Olympic medals belonging to great Australian swimmer John Konrads will appear at auction later this month.
The 69-year-old's 1500-metre freestyle gold medal from the 1960 Rome Olympics, the only Olympic gold he won, is expected to sell for AU$15,000 to $25,000 at Leski Auctions in Melbourne on August 18.
It was stolen from Konrads's home in 1984 but recovered when an attempt was made to sell it in 1991.
Latvian born Konrads, along with sister Ilsa, was instrumental in advancing the sport of swimming; setting 26 individual world records during the 1950s and 1960s.

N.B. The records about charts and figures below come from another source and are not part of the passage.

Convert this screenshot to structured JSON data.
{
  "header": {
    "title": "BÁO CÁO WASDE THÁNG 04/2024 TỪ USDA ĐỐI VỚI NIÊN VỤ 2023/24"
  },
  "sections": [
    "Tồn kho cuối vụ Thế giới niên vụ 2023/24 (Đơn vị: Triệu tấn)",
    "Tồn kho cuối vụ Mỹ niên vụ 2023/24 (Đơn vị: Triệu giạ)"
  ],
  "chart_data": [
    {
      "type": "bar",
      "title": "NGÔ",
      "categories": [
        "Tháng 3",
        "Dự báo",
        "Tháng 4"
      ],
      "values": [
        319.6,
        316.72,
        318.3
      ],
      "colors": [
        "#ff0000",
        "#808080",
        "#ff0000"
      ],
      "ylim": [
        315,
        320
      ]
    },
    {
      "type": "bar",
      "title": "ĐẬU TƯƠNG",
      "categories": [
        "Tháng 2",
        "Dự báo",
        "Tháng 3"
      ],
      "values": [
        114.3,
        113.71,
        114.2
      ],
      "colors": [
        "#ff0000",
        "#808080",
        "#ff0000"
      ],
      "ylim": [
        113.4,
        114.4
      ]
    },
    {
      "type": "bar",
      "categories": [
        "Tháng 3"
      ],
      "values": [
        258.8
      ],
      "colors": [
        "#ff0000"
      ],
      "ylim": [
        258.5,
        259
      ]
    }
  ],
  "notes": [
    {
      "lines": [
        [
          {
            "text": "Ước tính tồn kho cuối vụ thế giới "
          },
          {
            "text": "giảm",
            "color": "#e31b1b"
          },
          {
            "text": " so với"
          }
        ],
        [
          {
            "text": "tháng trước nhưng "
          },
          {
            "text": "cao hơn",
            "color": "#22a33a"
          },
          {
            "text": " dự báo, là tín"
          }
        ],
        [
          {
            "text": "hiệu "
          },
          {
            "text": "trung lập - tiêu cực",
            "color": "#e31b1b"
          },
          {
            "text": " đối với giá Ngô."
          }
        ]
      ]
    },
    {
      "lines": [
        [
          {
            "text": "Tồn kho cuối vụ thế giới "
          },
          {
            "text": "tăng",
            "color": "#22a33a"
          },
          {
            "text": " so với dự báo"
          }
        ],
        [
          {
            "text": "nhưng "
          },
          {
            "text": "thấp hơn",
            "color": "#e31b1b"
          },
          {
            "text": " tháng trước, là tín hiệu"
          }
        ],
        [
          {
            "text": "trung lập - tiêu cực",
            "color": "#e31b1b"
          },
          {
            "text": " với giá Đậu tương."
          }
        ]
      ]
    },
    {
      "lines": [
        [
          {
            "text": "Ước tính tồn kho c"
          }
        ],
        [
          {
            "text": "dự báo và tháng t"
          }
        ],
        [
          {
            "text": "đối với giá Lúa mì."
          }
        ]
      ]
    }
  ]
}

A bronze medal from the same Games, awarded to Konrads for the 400m freestyle, will also feature with an AU$8,000-$10,000 estimate; evidence of the difference in value collectors attach to lesser medals.
The 110-collection also includes diaries and log-books.
Sports memorabilia collectors can capitalise on the relevant lack of funding many athletes receive, which ensures that a steady stream of medals from recent Games hit the market at tempting prices.
"Money is a big consideration for those athletes," auctioneer Ingrid O'Neil told America's ABC News.
"A few thousand dollars to a Russian athlete is very important and a lot of money. It reflects on the conditions some athletes have to endure."
A gold medal won by a Greco-Roman wrestler at the 1984 Los Angeles Games recently sold at an Ingrid O'Neil auction for $8,000.
For the most historic medals - those that have a significant story behind them - the asking prices can really shoot up.
The gold medal won by Mark Wells of the US ice hockey team in 1980 made $310,700 at Heritage Auction Galleries in 2010, far above its $100,000 estimate.
It was the first time a medal from the "miracle on ice" side had appeared at auction.